Project Role : Service Management Lead
Project Role Description : Lead the delivery of programs, projects or managed services. Coordinate projects through contract management and shared service coordination. Develop and maintain relationships with key stakeholders and sponsors to ensure high levels of commitment and enable strategic agenda
Must have skills : Site Reliability Engineering
Good to have skills : Cloud Infrastructure
Minimum
5 year(s) of experience is required
Educational Qualification : 15 years full time education
ROLE SUMMARY:
As a highly skilled Site Reliability Engineer III, you will be responsible for managing and scaling our application observability platforms and tools. The ideal candidate will have a solid understanding of how best to implement tools, monitoring, and logging to best ensure we maintain optimal system and application health, by way of availability and performance. You will also play a role in scripting, troubleshooting, and setting up alerting for the monitors and logging.
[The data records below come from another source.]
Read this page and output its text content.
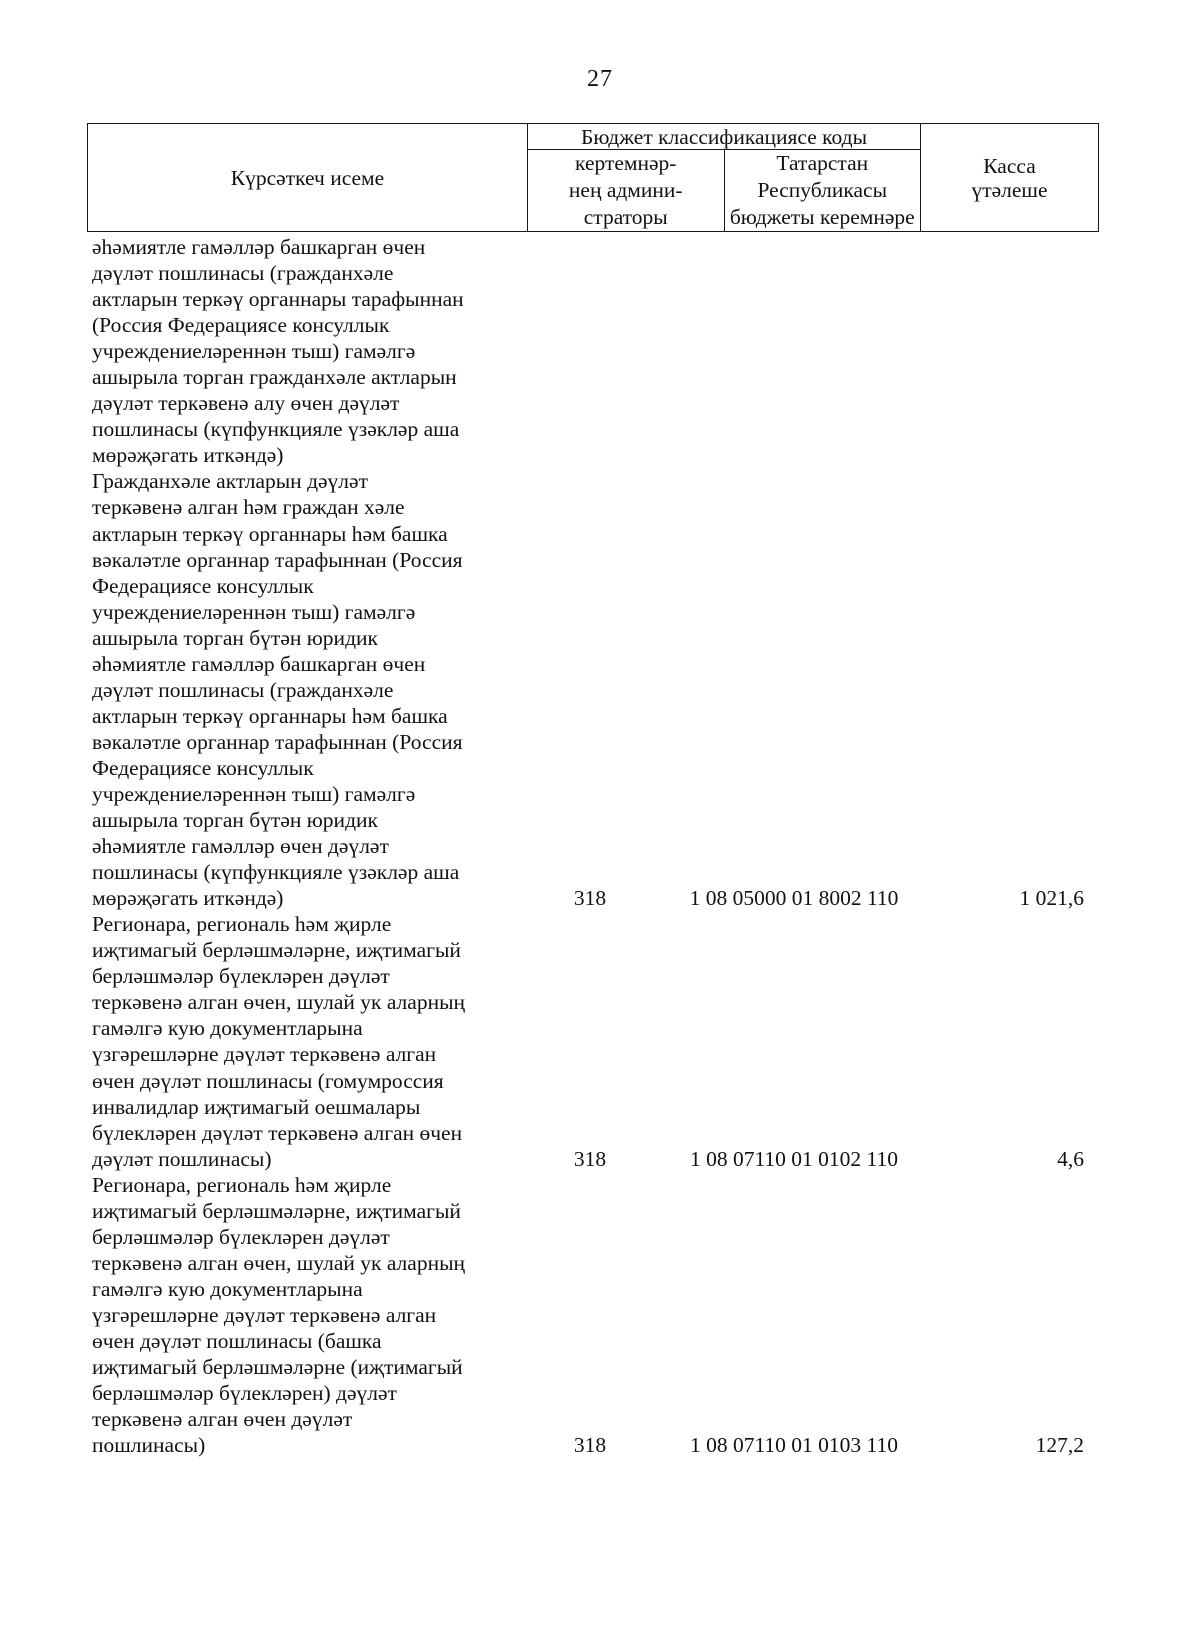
27
Күрсәткеч исеме	Бюджет классификациясе коды		Касса
үтәлеше
	кертемнәр-
нең админи-
страторы	Татарстан
Республикасы
бюджеты керемнәре	
әһәмиятле гамәлләр башкарган өчен
дәүләт пошлинасы (гражданхәле
актларын теркәү органнары тарафыннан
(Россия Федерациясе консуллык
учреждениеләреннән тыш) гамәлгә
ашырыла торган гражданхәле актларын
дәүләт теркәвенә алу өчен дәүләт
пошлинасы (күпфункцияле үзәкләр аша
мөрәҗәгать иткәндә)
Гражданхәле актларын дәүләт
теркәвенә алган һәм граждан хәле
актларын теркәү органнары һәм башка
вәкаләтле органнар тарафыннан (Россия
Федерациясе консуллык
учреждениеләреннән тыш) гамәлгә
ашырыла торган бүтән юридик
әһәмиятле гамәлләр башкарган өчен
дәүләт пошлинасы (гражданхәле
актларын теркәү органнары һәм башка
вәкаләтле органнар тарафыннан (Россия
Федерациясе консуллык
учреждениеләреннән тыш) гамәлгә
ашырыла торган бүтән юридик
әһәмиятле гамәлләр өчен дәүләт
пошлинасы (күпфункцияле үзәкләр аша
мөрәҗәгать иткәндә)	318	1 08 05000 01 8002 110	1 021,6
Регионара, региональ һәм җирле
иҗтимагый берләшмәләрне, иҗтимагый
берләшмәләр бүлекләрен дәүләт
теркәвенә алган өчен, шулай ук аларның
гамәлгә кую документларына
үзгәрешләрне дәүләт теркәвенә алган
өчен дәүләт пошлинасы (гомумроссия
инвалидлар иҗтимагый оешмалары
бүлекләрен дәүләт теркәвенә алган өчен
дәүләт пошлинасы)	318	1 08 07110 01 0102 110	4,6
Регионара, региональ һәм җирле
иҗтимагый берләшмәләрне, иҗтимагый
берләшмәләр бүлекләрен дәүләт
теркәвенә алган өчен, шулай ук аларның
гамәлгә кую документларына
үзгәрешләрне дәүләт теркәвенә алган
өчен дәүләт пошлинасы (башка
иҗтимагый берләшмәләрне (иҗтимагый
берләшмәләр бүлекләрен) дәүләт
теркәвенә алган өчен дәүләт
пошлинасы)	318	1 08 07110 01 0103 110	127,2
This role requires a solid foundation in automation, scripting, and problem-solving to ensure efficient and reliable information delivery, by way of our tools.
KEY Responsibilities: s
• Implement and maintain an observability platform using Open Telemetry with Grafana Cloud (Log, Matrics and Traces).
• Integrate additional monitoring tools like Pingdom/SolarWinds, PagerDuty and Nagios to monitor and analyze system health and events.
• Collaborate with development and operations teams to improve system reliability, scalability, and performance.
• Analyze system and application performance metrics to identify and resolve performance bottlenecks.
• Develop and execute automation scripts for health checks, alerts, and auto remediation of the events
• Manage SaaS and cloud hosting environments to ensure optimal performance, security, and compliance.
• Conduct root cause analysis for system failures and implement preventive measures
• Create and maintain comprehensive technical documentation for Standard, template, and processes.
• Provide technical guidance on Migration and Critical projects to team members.
REQUIRED QUALIFICATIONS
• 5-8 years prior experience in a SRE engineering role is required for this position
• BS Degree in Computer Science, Software Engineering, or related software engineering field
• Extensive experience with observability tools and practices, including Grafana Cloud, Prometheus, Loki and related technologies.
• Proficiency with Open Telemetry for comprehensive monitoring and performance tracking with Metrics and Traces
• Advanced knowledge of, and experience with, monitoring tools like Pingdom/SolarWinds Observability, Nagios and PagerDuty.
• Advanced skills in managing infrastructure on Windows Server 2016 and 2022, as well as Linux distributions (CentOS 7+, Alma).
• Advanced skills with scripting and automation (e.g., PowerShell, Python), health checks and auto restoration
• Strong understanding of SaaS and cloud hosting environments with virtualization technologies (VMware) and Azure DevOps.
Experience with incident/ outage response, disaster recovery and service restoration.
• Strong problem-solving and troubleshooting skills and the ability to resolve complex outage/performance issues
• Ability to work independently and drive projects/tasks effectively.
• Willingness to work off-hours when necessary.
15 years full time education
About Accenture
Accenture is a leading global professional services company that helps the world’s leading businesses, governments and other organizations build their digital core, optimize their operations, accelerate revenue growth and enhance citizen services—creating tangible value at speed and scale. We are a talent- and innovation-led company with 750,000 people serving clients in more than 120 countries. Technology is at the core of change today, and we are one of the world’s leaders in helping drive that change, with strong ecosystem relationships. We combine our strength in technology and leadership in cloud, data and AI with unmatched industry experience, functional expertise and global delivery capability. We are uniquely able to deliver tangible outcomes because of our broad range of services, solutions and assets across Strategy & Consulting, Technology, Operations, Industry X and Song. These capabilities, together with our culture of shared success and commitment to creating 360° value, enable us to help our clients reinvent and build trusted, lasting relationships. We measure our success by the 360° value we create for our clients, each other, our shareholders, partners and communities. Visit us at www.accenture.com
Equal Employment Opportunity Statement
All employment decisions shall be made without regard to age, race, creed, color, religion, sex, national origin, ancestry, disability status, veteran status, sexual orientation, gender identity or expression, genetic information, marital status, citizenship status or any other basis as protected by federal, state, or local law.
Job candidates will not be obligated to disclose sealed or expunged records of conviction or arrest as part of the hiring process.
Accenture is committed to providing veteran employment opportunities to our service men and women.